В весеннюю пору Сурбей каждое утро чувствует себя вновь народившимся, и к нему прибывает сила, а зимой откуда ей взяться?
Хан окликает караульного, и тот проскальзывает в юрту, а вслед за ним врывается снег. Сурбей морщится и велит подложить углей в жаровню. Из кожаного мешочка караульный достаёт горсть углей. Они горят низким синим пламенем, хан протягивает над жаровней ладони, и тепло медленно вползает в рукава тулупа. Сурбей согревается, и его клонит в сон. Он дремлет сидя. Сон его чуток, готов прерваться в любую секунду...
Едва забрезжил рассвет, Сурбей уже сидел на коне.
Приехав в Предславино, Олег, к своему огорчению, снова не застал Игоря: тот отправился на охоту. Великий князь нахмурился, принялся выговаривать тиуну, старому боярину Тальцу:
— Не жеребёнок-стригунок князь Игорь. Отец его, Рюрик, в такие годы города брал, а у него в голове одна охота. Как мыслит Русью управлять?
Боярин молча пожал плечами.
— То-то, Тальц, не ведаешь, и мне не знать.
Олег вышагивал по гриднице, иногда останавливался у отделанной изразцами печи, посматривал на огонь. Берёзовые дрова горели весело, дружно.
— Отчего сержусь я, Тальц: мне Киев покидать, Игорю вместо меня сидеть — как спокойным быть?
— Но ты сказывал, князь, Ратибора с ним оставляешь?
— Но всегда ли воевода с ним будет? Одна и надежда — остепенится, в разум войдёт. Как мыслишь?
Боярин не успел ответить: вошла Ольга. Олег подошёл к ней, поклонился:
— Князя Игоря браню, княгиня, за отлучки его частые.
Она вскинула голову:
— Я в поступках князя Игоря не вольна, великий князь.
— Садись, княгиня, — улыбнулся добро. — Знаю, что не вольна, к слову сказал, прости.
Боярин удалился, а Олег взял со столика небольшой коробок красного дерева, открыл его, и на чёрном бархате взыграли зелёные колты[117] с яхонтами и перстень с бирюзой. Протянул княгине:
— Прими, княгинюшка Ольгица, за то, что привечаешь меня, старого князя.
Засмущалась Ольга, потупилась:
— Достойна ли?
— Тебе, княгинюшка, нет цены!
— Спасибо, великий князь, за счастье, каким одариваешь меня. Колты и перстень всегда о тебе напоминать будут.
Олег промолчал. Княгиня поднялась:
— Пойду стряпух торопить, ино голодом уморю тебя, князь Олег.
— Только-то? — усмехнулся.
Ольга подняла на него глаза и враз поняла, что не досказал князь. Зарделась:
— Такое, князь Олег, словами не вымолвишь.
ГЛАВА 3
На капище снег утоптан плотно, а у ног Перуна жертвенный огонь оголил землю.
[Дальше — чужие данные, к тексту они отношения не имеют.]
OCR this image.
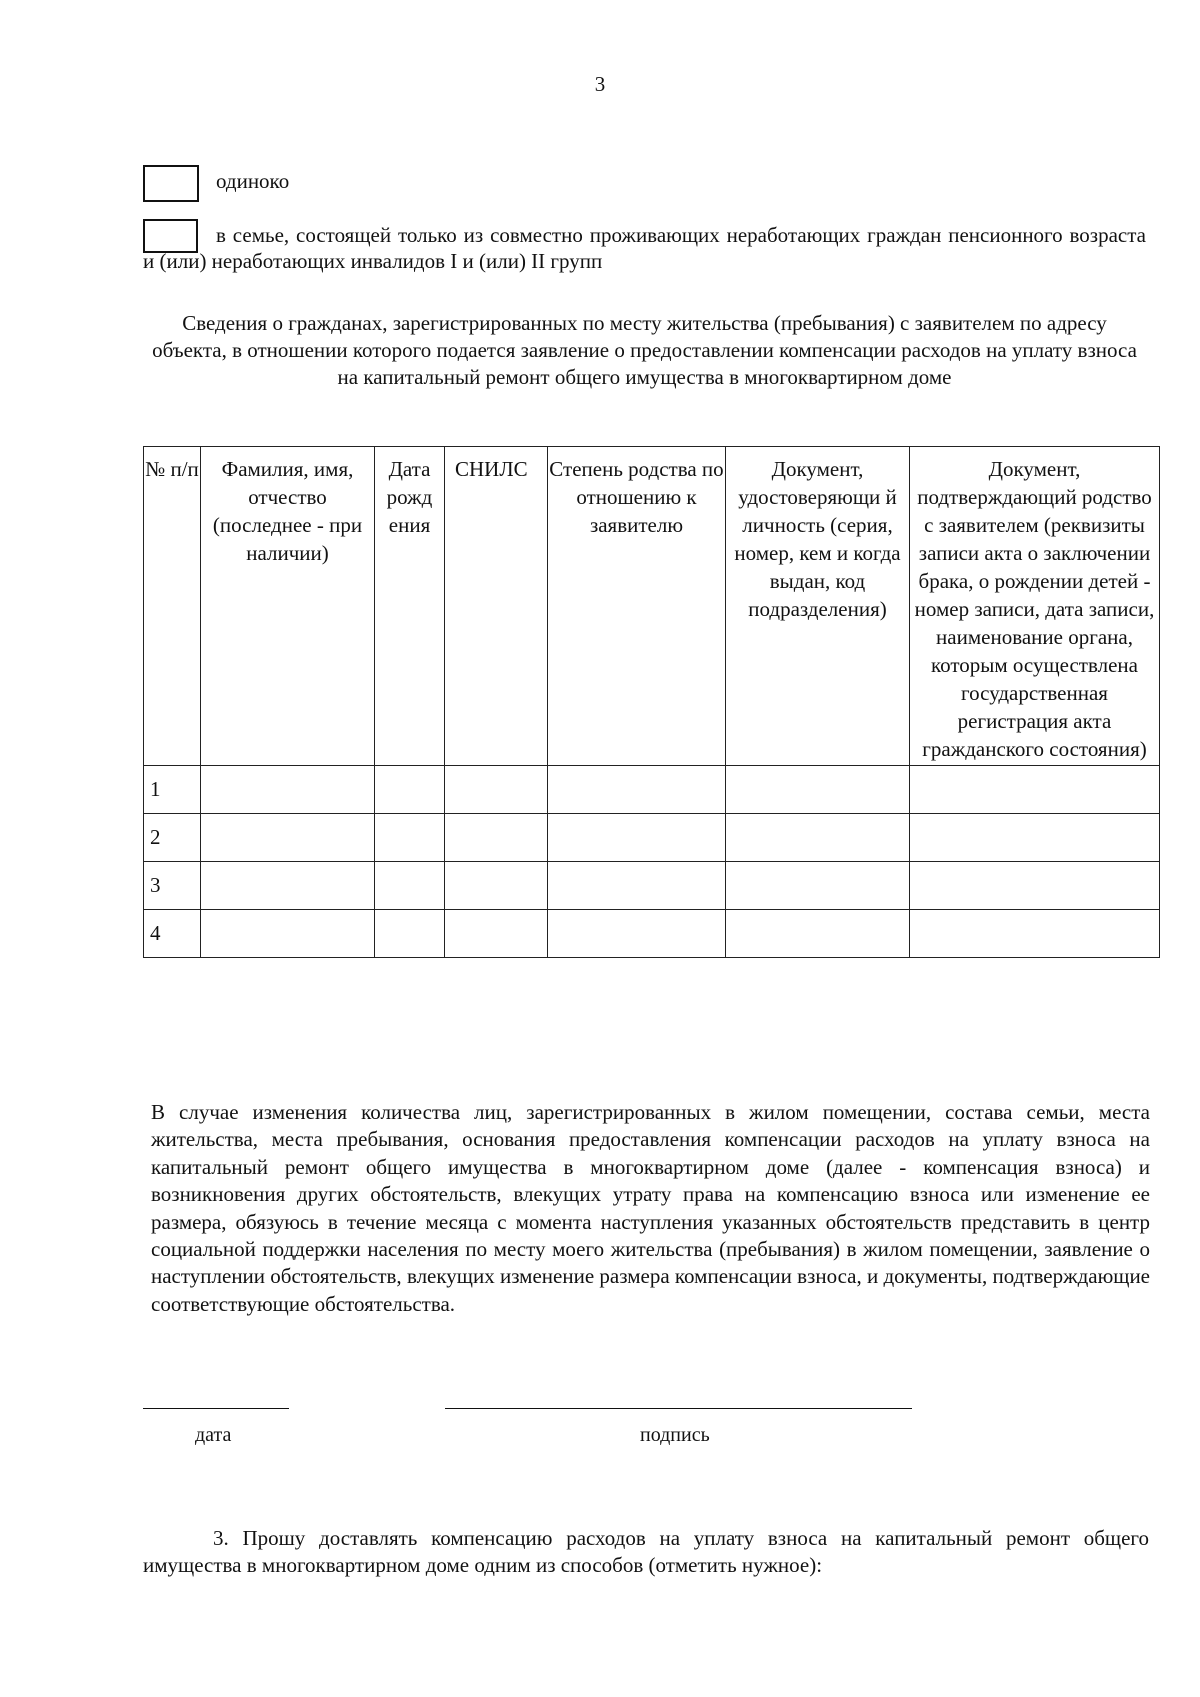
3
одиноко
в семье, состоящей только из совместно проживающих неработающих граждан пенсионного возраста и (или) неработающих инвалидов I и (или) II групп
Сведения о гражданах, зарегистрированных по месту жительства (пребывания) с заявителем по адресу объекта, в отношении которого подается заявление о предоставлении компенсации расходов на уплату взноса на капитальный ремонт общего имущества в многоквартирном доме
№ п/п	Фамилия, имя, отчество (последнее - при наличии)	Дата рожд ения	СНИЛС	Степень родства по отношению к заявителю	Документ, удостоверяющи й личность (серия, номер, кем и когда выдан, код подразделения)	Документ, подтверждающий родство с заявителем (реквизиты записи акта о заключении брака, о рождении детей - номер записи, дата записи, наименование органа, которым осуществлена государственная регистрация акта гражданского состояния)
1						
2						
3						
4						
В случае изменения количества лиц, зарегистрированных в жилом помещении, состава семьи, места жительства, места пребывания, основания предоставления компенсации расходов на уплату взноса на капитальный ремонт общего имущества в многоквартирном доме (далее - компенсация взноса) и возникновения других обстоятельств, влекущих утрату права на компенсацию взноса или изменение ее размера, обязуюсь в течение месяца с момента наступления указанных обстоятельств представить в центр социальной поддержки населения по месту моего жительства (пребывания) в жилом помещении, заявление о наступлении обстоятельств, влекущих изменение размера компенсации взноса, и документы, подтверждающие соответствующие обстоятельства.
дата	подпись
3. Прошу доставлять компенсацию расходов на уплату взноса на капитальный ремонт общего имущества в многоквартирном доме одним из способов (отметить нужное):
Ветер обдувал языческого идола, облизывал медноголовое чудище. Кричало и граяло воронье, привыкшее терзать остатки жертвоприношений.
Олег явился к Перуну, когда на капище, кроме двух волхвов, никого не было. Они уложили на хворост поленья, высекли искру в сухой мох, и вот уже пламя лизнуло хворост. Но князю были нужны не эти волхвы, он ждал верховного жреца.
Повернувшись к Днепру, Олег смотрел, как на Подоле суетится люд. Вдоль всего берега, сколько видит глаз, вросли в лёд присыпанные снегом ладьи, и только темнеют их просмолённые борта. У причалов пустынно, никого нет и на гостевых дворах, и лишь у закрытых ворот топчутся караульные. В гостевых дворах жизнь начнётся с весны, когда потянутся купеческие караваны.
Олега оторвал от мыслей хриплый голос за спиной:
— Что привело тебя к Перуну, князь?
Обернулся Олег. Перед ним стоял седой старик с белой бородой и нависшими бровями, из-под которых выглядывали колючие глазки.
— Ты спустился с Горы и поднялся на капище, терзаемый сомнениями.
— Я ждал тебя, верховный жрец Ведун.
— Ты редко навещаешь Перуна, князь, но мне твоя душа ведома: она мечется между Вотаном и Перуном в поисках истины, ты не знаешь, в чём и где твоя вера. Но человек не может сидеть сразу на двух скамьях, а всадник — в двух сёдлах.
— Ты кудесник, Ведун, и много прожил, кто поспорит с тобой в ясновидении! Ты винишь меня в редком посещении капища, но разве я недостаточно приношу Перуну жертв? Вотаном меня попрекаешь? Да, Вотан у меня от рождения, но я Перуна принял.
— Кровь твоих жертвенных быков льётся на огонь, орошает ноги Перуну, но ты этого не зришь, князь.